The Governor’s transportation plan, which has support from both presiding officers, was heard in the House Ways and Means Committee on Friday, March 15. As previously reported on Conduit Street, the plan includes an immediate drop of 5 cents per gallon in the motor fuel tax, offset by a 2% sales tax applied at the wholesale level. The wholesale level tax would increase to 4% in 2014, and another 2% if the federal government fails to enact legislation applying sales taxes to internet sales by June 2015. The base motor fuel tax rate would also be indexed to cost of living increases in future years. What’s not included in the bill is how the money would be allocated.
Now that the bill has been introduced, the Governor and House and Senate leadership are taking action to acquire the votes to get it passed. As reported by the Baltimore Sun (limited free views available):
The governor, the speaker and the Senate president will likely try to assemble just enough votes to pass the bill while letting their more conservative Democratic members off the hook.

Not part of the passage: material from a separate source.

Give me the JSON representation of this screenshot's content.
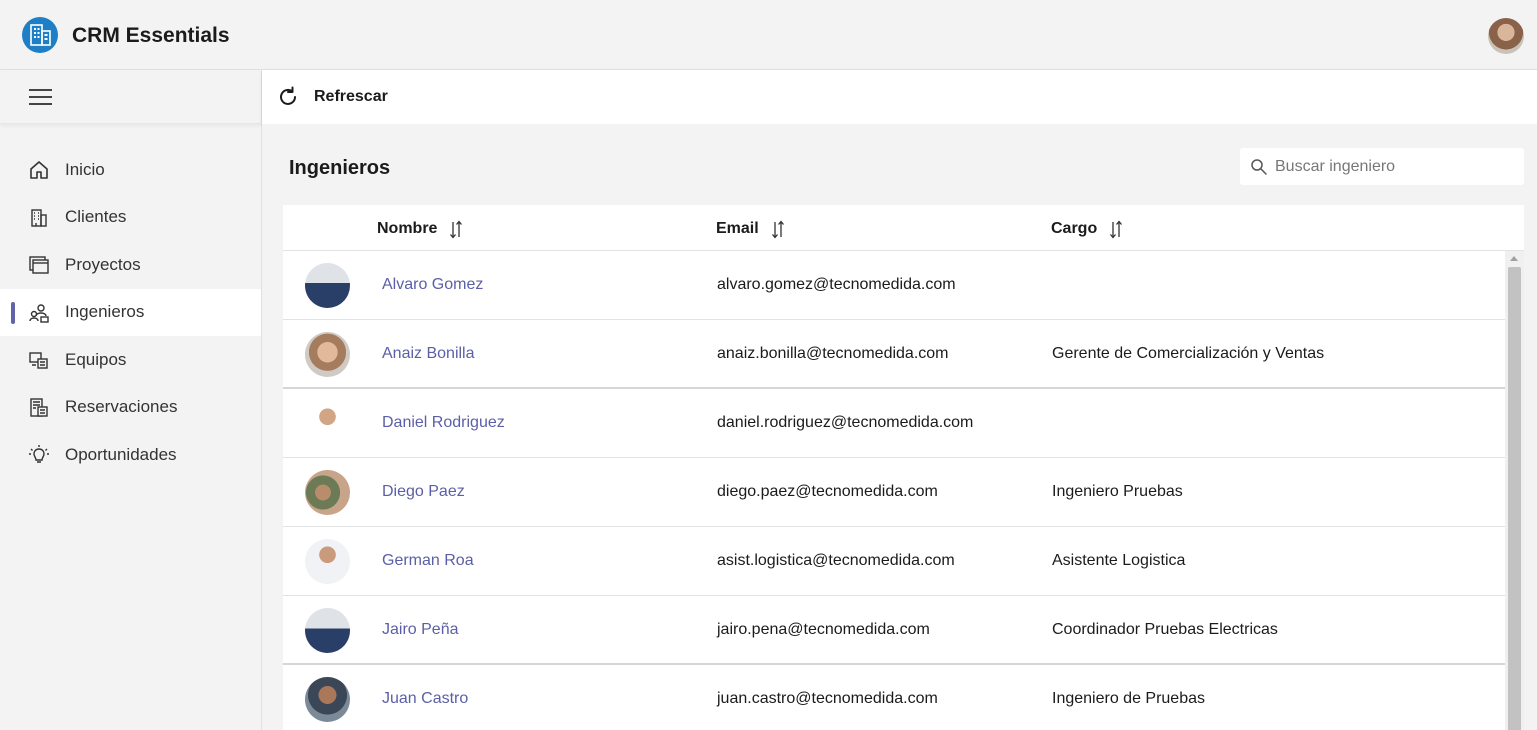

In the House, the base of a coalition in favor of the gas tax plan probably would have to come from the all-Democratic delegations from Baltimore and from Montgomery and Prince George’s counties. They are the jurisdictions with the greatest transit needs and traffic congestion, and where lawmakers would face the least political risk from casting a “yes” vote.
Those jurisdictions would provide 65 of the needed 71 votes if the speaker’s vaunted whip system could keep all of those members in line. The leaders will look for the rest of the votes in such places as eastern Howard County, western Baltimore County, the city of Frederick and increasingly Democratic Charles County, where rapid growth has led to traffic congestion.
The math is similar in the Senate, except that Miller might need to muster 29 votes to break a filibuster — something he always seems able to do.
The plan will generate $600 million in new transportation revenues.